Thank you. Due to the wonky nature of these forums you are quoting back to me the same information I offered to the forum back in the day before starting this thread, and for all I know back in the day I was repeating something others had already offered.

I hope you will agree that there's no info about what or why in that article. It's just a Scientology "run-down" of effects. No explanation of why.

I've tried to study the ATA spec and read a lot of history regarding the feature; I've been tracking the Trim subject for more than 10 years.

Trim, in general, is the single most mystical aspect of computing, followed maybe by divide-by-zero, but the comparison is not fair to divide-by-zero. The details have been lost to the web, but the best information I've ever found was early exchanges by Microsoft (Wintel) when the first internal SSDs were becoming available: their engineers got excited about getting the OS involved with inner-workings of new storage the same way they were excited about Winmodem, which was an early approach that gave the "valuable" intel CPU something to do, modulating and de-modulating, allowing systems integrators to save a couple of s $ of parts cost over using a dedicated modem. The ATA spec itself was one of these "inventions" in the days of SCSI, where an "active" bus terminator often cost hundreds dollars (today a 5$ usb drive is 100 billion times more complex than a SCSI terminator.)
Way back, real mac users howled that Apple would not enable Trim on third party drives claiming they were being denied a critical feature by a greedy company, but over in Unix-land it was well understood that Trim was a systems bugaboo with bad edge cases. Apple was simply helping users not shoot themselves in the foot.
As to if, when, and how Apple applies Trim on supported drives the subject itself a mystery, where all knowledge is anecdotal.

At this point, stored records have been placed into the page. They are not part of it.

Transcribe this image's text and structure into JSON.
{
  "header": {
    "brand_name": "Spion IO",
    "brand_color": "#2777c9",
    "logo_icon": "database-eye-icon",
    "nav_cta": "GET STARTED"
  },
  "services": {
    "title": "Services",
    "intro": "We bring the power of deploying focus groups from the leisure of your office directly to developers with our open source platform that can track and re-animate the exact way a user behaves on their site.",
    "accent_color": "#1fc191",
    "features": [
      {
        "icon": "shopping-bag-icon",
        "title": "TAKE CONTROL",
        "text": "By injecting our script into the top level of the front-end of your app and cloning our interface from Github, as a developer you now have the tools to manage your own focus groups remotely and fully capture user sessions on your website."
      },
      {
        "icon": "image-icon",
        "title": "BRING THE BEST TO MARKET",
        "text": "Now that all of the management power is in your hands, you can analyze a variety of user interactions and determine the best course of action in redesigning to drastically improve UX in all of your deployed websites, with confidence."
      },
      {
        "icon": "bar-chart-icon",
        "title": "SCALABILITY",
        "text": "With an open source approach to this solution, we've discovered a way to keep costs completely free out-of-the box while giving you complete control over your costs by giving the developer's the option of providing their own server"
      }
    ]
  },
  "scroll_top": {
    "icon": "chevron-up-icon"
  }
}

10 trees ago, over at Ars Technica there's you can read a PhD dissertation of diatribe on Flash pertaining to Trim, and you will come away that the author has no idea why Trim is needed.

The best research I've ever seen on Trim says that it can be effective in a broader design to address wear-leveling, which is the most troubling aspect of SSD design. Most users think it makes their drives faster, but the opposite tends to be true. Trim itself is a workload, and one that actually may be avoided by the drive supplier. There's really no Trim spec, just an ATA opcode with endlessly morphing semantics.

You may ask yourself today: Why is Trim not supported, and never has been supported at all, on removable drives?

You may ask yourself why does Linux implement Trim as two separate modes: 1) a "discard" option in fstab, and 2) as fstrim(1) command?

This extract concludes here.